En 2019, lorsqu’on évoquait le sujet de la cybersécurité avec des entreprises et des individus, la plupart d’entre eux connaissaient cette notion, mais ne jugeaient pas nécessaire d’y consacrer des budgets. Un pare-feu et un antivirus sur les ordinateurs, ainsi qu’un senseur pour éviter que les terminaux de données ne surchauffent, c’était largement suffisant à leurs yeux, puisque les stratagèmes d’hameçonnage étaient encore grossiers.

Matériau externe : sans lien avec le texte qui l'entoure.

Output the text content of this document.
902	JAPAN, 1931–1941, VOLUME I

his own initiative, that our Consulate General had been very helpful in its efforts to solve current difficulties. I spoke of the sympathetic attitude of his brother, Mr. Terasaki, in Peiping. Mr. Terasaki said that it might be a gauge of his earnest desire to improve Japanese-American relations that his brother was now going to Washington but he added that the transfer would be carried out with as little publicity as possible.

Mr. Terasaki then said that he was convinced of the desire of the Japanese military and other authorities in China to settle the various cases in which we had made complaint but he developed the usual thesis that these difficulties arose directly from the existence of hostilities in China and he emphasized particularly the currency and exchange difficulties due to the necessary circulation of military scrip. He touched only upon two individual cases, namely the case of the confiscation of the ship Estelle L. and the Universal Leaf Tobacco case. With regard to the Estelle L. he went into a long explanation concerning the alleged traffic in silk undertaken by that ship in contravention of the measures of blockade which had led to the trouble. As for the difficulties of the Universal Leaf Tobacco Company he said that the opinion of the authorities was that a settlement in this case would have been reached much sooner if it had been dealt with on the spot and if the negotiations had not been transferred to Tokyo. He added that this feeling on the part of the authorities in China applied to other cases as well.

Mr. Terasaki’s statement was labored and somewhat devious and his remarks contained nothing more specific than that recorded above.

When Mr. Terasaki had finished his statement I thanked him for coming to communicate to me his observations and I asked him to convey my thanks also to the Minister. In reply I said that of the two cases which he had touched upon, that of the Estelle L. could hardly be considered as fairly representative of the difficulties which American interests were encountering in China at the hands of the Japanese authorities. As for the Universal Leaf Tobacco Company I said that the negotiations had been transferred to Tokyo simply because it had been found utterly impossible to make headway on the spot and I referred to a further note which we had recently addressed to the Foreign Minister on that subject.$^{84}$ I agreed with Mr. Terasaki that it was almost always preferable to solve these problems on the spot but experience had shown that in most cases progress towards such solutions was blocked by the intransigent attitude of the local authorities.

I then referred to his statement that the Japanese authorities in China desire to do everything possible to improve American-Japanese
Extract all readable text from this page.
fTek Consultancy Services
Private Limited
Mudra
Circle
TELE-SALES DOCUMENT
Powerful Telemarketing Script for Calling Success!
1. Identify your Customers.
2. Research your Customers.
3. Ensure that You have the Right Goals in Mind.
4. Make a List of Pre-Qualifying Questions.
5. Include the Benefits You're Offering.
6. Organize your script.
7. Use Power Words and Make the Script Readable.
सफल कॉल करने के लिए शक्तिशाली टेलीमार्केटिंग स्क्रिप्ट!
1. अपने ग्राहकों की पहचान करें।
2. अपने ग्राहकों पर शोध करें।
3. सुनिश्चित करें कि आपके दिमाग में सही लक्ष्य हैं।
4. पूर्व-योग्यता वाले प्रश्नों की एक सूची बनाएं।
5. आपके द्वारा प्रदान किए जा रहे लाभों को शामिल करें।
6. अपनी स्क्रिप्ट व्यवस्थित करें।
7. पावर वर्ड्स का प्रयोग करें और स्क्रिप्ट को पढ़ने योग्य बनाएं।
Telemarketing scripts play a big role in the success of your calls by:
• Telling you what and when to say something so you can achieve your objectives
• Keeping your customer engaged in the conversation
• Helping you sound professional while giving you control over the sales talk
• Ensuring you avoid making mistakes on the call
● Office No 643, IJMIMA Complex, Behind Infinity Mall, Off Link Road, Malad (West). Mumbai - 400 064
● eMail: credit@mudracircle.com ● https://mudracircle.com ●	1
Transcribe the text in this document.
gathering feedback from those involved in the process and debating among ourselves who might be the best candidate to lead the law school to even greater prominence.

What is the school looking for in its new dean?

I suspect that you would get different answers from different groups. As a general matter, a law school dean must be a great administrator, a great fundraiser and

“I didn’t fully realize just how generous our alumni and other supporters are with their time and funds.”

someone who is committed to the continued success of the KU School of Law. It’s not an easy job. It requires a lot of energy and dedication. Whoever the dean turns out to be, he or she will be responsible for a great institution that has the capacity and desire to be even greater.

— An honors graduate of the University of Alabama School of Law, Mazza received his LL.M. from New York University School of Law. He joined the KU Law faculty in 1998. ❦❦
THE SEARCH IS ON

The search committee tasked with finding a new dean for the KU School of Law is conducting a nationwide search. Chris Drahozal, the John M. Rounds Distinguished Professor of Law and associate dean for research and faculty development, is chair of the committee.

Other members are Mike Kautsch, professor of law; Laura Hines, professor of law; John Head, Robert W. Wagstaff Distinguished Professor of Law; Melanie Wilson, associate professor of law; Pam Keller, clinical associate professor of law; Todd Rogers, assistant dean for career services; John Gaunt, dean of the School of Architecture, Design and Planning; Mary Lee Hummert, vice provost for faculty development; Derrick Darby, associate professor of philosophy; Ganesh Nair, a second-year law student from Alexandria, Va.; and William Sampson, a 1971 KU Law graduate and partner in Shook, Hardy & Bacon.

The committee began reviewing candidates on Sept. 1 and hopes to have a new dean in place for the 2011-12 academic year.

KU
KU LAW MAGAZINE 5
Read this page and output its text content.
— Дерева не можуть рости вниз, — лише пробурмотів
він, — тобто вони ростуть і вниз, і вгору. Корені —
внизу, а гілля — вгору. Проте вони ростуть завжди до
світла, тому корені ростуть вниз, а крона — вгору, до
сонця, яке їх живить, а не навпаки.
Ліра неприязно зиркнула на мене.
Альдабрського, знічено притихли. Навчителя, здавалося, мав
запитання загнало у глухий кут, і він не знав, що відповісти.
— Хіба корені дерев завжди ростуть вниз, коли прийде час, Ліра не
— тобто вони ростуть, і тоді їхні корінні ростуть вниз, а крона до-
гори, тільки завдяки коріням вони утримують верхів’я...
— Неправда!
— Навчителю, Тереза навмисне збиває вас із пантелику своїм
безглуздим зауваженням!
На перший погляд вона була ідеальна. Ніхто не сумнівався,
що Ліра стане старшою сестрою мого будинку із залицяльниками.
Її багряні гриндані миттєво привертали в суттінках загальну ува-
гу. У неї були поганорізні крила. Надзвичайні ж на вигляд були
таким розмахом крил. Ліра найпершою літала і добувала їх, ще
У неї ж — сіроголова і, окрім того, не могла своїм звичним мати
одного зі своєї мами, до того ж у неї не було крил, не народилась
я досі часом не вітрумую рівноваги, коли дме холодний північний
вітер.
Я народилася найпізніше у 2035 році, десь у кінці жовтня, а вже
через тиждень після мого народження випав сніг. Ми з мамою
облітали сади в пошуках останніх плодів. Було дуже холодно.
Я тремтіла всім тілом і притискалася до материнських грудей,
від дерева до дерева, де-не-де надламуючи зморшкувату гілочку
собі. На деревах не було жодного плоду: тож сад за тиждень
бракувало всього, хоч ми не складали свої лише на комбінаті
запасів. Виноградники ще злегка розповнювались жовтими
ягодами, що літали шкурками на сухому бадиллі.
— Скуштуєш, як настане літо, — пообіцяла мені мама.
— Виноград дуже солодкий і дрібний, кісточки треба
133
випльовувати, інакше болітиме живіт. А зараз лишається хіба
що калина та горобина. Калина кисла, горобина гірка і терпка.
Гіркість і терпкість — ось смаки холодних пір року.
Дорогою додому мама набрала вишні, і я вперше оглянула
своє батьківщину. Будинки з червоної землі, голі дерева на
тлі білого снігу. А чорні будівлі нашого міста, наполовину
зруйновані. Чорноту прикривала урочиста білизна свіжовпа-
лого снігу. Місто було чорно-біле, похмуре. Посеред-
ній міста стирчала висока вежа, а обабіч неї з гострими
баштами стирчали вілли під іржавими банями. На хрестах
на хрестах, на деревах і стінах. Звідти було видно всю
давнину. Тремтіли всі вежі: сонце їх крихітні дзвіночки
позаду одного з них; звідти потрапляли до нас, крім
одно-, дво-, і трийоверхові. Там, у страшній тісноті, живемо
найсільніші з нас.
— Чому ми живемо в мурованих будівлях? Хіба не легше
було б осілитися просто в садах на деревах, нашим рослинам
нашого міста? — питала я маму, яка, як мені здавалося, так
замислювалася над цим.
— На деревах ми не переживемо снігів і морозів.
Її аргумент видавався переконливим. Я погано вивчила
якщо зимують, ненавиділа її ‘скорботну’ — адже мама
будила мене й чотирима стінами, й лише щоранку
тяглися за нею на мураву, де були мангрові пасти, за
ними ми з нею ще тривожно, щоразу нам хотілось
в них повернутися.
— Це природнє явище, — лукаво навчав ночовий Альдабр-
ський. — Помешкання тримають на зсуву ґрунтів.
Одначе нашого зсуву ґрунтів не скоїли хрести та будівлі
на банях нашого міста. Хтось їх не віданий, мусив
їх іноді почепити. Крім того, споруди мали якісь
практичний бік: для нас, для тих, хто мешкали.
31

Un an plus tard, pandémie oblige, l’explosion du télétravail a engendré une amélioration notoire des technologies utilisées par les professionnels et les employés… mais aussi des techniques utilisées par les cybercriminels pour les prendre au piège. Il faut dire que presque du jour au lendemain, des données souvent concentrées à l’intérieur d’un même espace – par exemple, un parc d’ordinateurs de bureau – sont soudain devenues accessibles sur des ordinateurs, tablettes et cellulaires individuels disposant d’un wifi personnel.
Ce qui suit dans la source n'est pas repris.